The plaintiff alleged that she did not execute the two deeds to Foreman, but that they were forgeries. The deed of December 24, 1906, bears a regular statutory acknowledgment before a notary public and purported to have been executed by Polly Simon by her mark. The deed of December 26, 1906, purports to have been executed by Polly Simon and her husband, Jackson Simon, and bears a regular statutory acknowledgment. The acknowledgments were taken before different notaries and each notary testified at the trial and stated that the deeds were explained to the parties and were duly executed, acknowledged, and delivered. Polly Simon testified that she did not execute the instrument of December 24, 1906, and Polly Simon and her husband, Jackson Simon, testified that they did not execute the deed of December 26, 1906, and the only instrument executed and delivered to Foreman was a lease contract on 40 acres of the land. Jackson Simon testified that after discovering the existence of the Foreman deed in the early part of 1907, he saw Foreman and told him that he had not given him any deed, and Foreman stated that it would be all right, that no one would bother them about that, and that he had done it because he needed money. William Wright was present at this conversation and corroborated Jackson Simon's statement. The trial court found that the deeds to Foreman were forgeries and that Hine was not an innocent purchaser for value without notice.

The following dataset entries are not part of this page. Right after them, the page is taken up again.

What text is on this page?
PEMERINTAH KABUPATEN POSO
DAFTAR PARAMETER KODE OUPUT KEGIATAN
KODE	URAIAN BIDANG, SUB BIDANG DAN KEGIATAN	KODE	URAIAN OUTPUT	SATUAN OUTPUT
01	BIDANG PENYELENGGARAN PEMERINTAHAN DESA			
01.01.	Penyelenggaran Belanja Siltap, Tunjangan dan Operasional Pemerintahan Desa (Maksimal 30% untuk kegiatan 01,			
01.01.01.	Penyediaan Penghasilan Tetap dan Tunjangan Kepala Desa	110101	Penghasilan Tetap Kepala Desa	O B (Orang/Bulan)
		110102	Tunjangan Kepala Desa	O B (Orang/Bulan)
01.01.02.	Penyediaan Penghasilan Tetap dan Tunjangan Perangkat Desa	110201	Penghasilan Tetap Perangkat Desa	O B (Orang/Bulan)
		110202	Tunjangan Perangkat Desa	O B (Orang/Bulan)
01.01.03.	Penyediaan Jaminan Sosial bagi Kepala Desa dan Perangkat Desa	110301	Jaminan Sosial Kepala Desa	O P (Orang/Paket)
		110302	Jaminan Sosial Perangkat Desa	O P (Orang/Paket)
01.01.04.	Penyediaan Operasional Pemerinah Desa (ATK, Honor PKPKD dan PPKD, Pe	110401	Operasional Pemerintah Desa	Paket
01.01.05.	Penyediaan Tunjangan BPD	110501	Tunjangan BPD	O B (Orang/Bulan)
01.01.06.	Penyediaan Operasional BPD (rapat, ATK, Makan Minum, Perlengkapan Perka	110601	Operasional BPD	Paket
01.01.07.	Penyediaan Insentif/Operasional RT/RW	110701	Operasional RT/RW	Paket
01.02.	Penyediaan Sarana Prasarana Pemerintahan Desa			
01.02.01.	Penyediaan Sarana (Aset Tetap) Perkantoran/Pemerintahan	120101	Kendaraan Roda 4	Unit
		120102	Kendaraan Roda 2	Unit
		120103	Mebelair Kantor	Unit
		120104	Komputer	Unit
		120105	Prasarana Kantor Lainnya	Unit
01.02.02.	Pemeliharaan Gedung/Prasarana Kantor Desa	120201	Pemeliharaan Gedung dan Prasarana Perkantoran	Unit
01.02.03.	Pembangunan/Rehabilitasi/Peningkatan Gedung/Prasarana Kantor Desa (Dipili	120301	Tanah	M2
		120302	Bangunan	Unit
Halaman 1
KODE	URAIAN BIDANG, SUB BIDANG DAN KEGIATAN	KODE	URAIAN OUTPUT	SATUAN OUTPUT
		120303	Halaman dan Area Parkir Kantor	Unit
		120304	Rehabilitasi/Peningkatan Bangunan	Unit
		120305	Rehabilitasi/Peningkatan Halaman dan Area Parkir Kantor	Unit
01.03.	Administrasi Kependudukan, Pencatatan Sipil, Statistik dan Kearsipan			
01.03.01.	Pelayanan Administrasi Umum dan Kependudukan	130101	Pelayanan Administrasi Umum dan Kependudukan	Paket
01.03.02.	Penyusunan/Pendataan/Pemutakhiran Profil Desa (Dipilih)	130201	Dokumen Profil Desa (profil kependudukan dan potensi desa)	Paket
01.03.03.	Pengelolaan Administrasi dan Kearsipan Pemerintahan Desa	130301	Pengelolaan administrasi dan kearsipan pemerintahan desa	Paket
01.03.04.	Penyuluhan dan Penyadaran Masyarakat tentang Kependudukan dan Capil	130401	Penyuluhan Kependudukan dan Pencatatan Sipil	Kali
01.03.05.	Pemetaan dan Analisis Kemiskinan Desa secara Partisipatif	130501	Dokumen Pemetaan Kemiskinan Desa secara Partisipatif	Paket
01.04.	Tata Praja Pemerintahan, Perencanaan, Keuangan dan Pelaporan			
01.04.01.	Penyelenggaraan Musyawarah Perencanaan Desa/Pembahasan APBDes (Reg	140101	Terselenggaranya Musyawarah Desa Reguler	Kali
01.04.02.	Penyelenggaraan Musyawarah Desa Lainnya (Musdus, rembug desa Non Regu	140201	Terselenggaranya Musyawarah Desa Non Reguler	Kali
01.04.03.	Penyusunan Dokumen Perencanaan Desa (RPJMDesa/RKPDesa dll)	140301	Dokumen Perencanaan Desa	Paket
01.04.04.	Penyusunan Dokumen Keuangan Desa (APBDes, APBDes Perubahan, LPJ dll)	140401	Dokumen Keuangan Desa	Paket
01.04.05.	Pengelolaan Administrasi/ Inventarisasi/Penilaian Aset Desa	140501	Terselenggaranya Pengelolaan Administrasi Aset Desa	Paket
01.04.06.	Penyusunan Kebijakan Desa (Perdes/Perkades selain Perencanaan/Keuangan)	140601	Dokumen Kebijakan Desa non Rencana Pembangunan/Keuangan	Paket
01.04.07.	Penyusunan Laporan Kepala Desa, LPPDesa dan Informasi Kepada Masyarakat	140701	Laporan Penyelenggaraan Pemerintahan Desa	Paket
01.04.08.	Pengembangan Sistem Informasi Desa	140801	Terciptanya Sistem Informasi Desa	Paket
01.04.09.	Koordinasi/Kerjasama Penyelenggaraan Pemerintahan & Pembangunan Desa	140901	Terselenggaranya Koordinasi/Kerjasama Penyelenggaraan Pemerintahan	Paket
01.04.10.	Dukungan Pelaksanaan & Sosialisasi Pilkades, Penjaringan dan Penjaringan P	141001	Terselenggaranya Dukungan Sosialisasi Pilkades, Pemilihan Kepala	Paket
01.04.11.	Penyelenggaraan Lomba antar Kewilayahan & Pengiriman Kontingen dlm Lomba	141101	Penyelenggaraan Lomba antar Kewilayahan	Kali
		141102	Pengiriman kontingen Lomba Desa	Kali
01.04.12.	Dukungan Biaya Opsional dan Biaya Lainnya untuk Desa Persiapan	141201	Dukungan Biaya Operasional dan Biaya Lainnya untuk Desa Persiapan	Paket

It is insisted by the defendant Hine that the certificate of the notaries, supported by testimony of the notaries upon trial, cannot be overcome by unsupported testimony of grantor, and such is the rule announced by this court in Garber v. Hauser, 76 Okla. 292, 185 P. 436; but the court further says in that case:

"But such testimony may be sufficient if, in view of the circumstances and probability of the particular case, it produced a condition amounting to a moral certainty that the certificate is false."

From an examination of the testimony as to the circumstances surrounding this particular case, it does not appear that the decree of the court finding the instruments to be forgeries is clearly against the weight of the evidence, or that the court was not justified in concluding from all the facts and circumstances of this particular case that a condition amounting to a moral certainty as to the falsity of the certificates is shown.

The next question presented is whether Harry Island was incapable of inheriting an interest in the land in controversy, he having been convicted of murder and being confined in the penitentiary at the time of the death of Pilot Island. The death having occurred in 1906, the law as contained in Mansfield's Digest of Arkansas applies. There was no provision of the Arkansas law providing that imprisonment for a felony rendered a person civilly dead, but section 566, Mansfield's Digest, made applicable the common law of England, and it is necessary to look to the common law to ascertain whether the imprisonment of Harry Island rendered him incapable of inheriting. In re Estate of Donnelly, 123 Cal. 417, is not in point here, for by statute in that state a person sentenced to imprisonment for life is deemed civilly dead. Looking to the common law, we find the following language used by Lord Coke:

"Besides men attainted in a proemunire every person that it attainted of high treason, petit treason, or felony is disabled to bring any action, for he is extra legem positus, and is accounted in law civiliter mortuus." (Co. Litt. sec. 199.)

But in the exhaustive review of the subject, Justice Andrews in Avery v. Everett (N.Y.) 1 L. R. A. 264, concludes:

"The fair conclusion from a comparison of these passages is that the strict civil death mentioned by Littleton in this case of a monk professed, which was followed by an extinction of civil rights, including the right of property, was confined to monks and the two other cases mentioned by Coke. (Abjuration, banishment)."

Civil death did not attach for conviction for a felony under common law, and, that being the applicable law in the instant case, we conclude that Harry Island was not incapable of inheriting an interest in this land. *88

The judgment of the trial court is affirmed.

JOHNSON, C. J., and KANE, KENNAMER, NICHOLSON, and MASON, JJ., concur.